Я не видел. Я и потом не хотел смотреть, но кадры, обошедшие мир, столько раз потом повторяли в разное, причем самое неожиданное, время, что не увидеть, не запомнить было просто невозможно.
В оперу я бы сегодня не пошел тоже — во всяком случае, увидев толпу у касс и главного входа (было только пять часов, до начала спектакля оставалось очень много времени!), я захотел вернуться в кампус и посвятить вечер чтению "Physics Letters", где была опубликована оригинальная по форме, но не очень внятная по содержанию статья Джона Галперстона о топологических ограничениях на выбор ветвлений в случае ограниченного числа миров в пост-эвереттовской модели Многомирия. Я даже оглянулся, поискав возможность выехать со стоянки задним ходом, но позади уже собралась длинная очередь машин, и ехать я мог только вперед, куда указывал дежурный. Тома не заметила моих сомнений, она сидела рядом, закрыв глаза, веки ее чуть подрагивали — она то ли мысленно пропевала свою партию, то ли, наоборот, старалась забыть о предстоявшем спектакле и вспоминала сцены из своего детдомовского детства — как-то она рассказала мне, что эти неприятные воспоминания заставляют ее ощутить необходимую злость, вкачивают в кровь адреналин.

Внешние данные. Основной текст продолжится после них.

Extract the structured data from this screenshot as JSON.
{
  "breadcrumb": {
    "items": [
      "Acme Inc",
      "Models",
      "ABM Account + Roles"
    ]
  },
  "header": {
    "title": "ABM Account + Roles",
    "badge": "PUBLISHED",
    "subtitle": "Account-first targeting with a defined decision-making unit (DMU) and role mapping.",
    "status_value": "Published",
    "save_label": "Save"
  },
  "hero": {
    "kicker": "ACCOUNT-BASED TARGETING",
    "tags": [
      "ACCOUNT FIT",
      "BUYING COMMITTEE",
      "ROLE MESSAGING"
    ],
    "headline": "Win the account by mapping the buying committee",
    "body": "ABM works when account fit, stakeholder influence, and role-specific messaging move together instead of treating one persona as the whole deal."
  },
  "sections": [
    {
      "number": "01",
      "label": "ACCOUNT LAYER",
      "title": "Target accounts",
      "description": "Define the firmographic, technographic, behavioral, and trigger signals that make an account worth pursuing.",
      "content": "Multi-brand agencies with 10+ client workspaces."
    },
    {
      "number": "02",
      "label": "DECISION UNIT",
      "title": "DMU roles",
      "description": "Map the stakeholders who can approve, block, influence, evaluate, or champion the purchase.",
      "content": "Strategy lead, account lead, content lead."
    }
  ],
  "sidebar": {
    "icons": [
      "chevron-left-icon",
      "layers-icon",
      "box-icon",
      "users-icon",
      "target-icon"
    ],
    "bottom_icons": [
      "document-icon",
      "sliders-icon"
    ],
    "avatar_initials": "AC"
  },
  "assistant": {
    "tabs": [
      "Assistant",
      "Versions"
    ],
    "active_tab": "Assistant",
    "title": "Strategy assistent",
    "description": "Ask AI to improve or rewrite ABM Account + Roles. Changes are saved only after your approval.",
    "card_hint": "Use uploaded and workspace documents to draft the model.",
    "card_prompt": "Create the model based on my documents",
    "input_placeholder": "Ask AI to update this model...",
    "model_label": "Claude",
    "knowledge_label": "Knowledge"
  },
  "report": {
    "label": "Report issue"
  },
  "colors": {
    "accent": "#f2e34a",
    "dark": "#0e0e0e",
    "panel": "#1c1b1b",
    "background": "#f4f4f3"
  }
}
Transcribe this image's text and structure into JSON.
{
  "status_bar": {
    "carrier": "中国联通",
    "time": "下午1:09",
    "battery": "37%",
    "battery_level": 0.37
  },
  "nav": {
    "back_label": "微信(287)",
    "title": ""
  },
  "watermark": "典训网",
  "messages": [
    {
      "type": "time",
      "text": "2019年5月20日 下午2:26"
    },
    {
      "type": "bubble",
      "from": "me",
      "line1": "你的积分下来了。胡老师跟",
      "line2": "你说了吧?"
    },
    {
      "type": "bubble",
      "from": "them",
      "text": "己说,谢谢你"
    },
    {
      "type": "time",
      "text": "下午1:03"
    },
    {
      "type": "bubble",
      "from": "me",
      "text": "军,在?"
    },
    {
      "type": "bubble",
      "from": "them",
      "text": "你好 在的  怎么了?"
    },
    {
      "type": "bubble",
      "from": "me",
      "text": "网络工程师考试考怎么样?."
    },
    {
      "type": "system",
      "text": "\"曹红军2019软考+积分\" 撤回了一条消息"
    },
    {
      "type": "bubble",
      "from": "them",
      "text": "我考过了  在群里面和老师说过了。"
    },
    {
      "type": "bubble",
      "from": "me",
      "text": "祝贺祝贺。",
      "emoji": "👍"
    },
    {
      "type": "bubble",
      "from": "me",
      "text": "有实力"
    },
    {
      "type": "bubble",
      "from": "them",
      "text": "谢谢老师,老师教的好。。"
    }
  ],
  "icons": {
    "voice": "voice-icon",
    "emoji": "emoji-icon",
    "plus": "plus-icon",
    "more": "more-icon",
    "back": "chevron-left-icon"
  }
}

"Зачем тебе злость, — спросил я, — если петь ты будешь сегодня Розину?"
"Ты не понимаешь! — воскликнула Тома. — Когда злишься, перестаешь бояться. Если выходишь на сцену со страхом — все равно перед кем: публикой, дирижером, темнотой зала, — то ни за что не споешь так, как нужно. А если злишься, то все идет хорошо".
Может быть, не знаю.
— Посмотри, что делается, — сказал я, выключив двигатель. — Наверно, поставят приставные стулья.
— Плохо, — сказала Тамара. — Эти люди… Они сегодня не оперу пришли слушать. Будут ждать четвертого акта, нашего дуэта и того момента, как…
— Ты знаешь… — начал я, но тоже не стал продолжать. Расскажу потом, когда после премьеры повезу Тамару в наш ресторан. Ее, конечно, позовут на банкет, который заказан в голубом зале «Савоя», но я ее увезу, не нужно ей быть сегодня в компании, где каждое второе слово будет о бедном убитом Гастальдоне.
— Что? — спросила Тома, взяла меня под руку, и мы пошли под прикрытием машин к служебному входу, где, я уже видел, репортеров скопилось больше, чем мух над тарелкой со вчерашним бифштексом.
— Ничего, — пробормотал я. — Ты никогда не пробовала надевать чадру?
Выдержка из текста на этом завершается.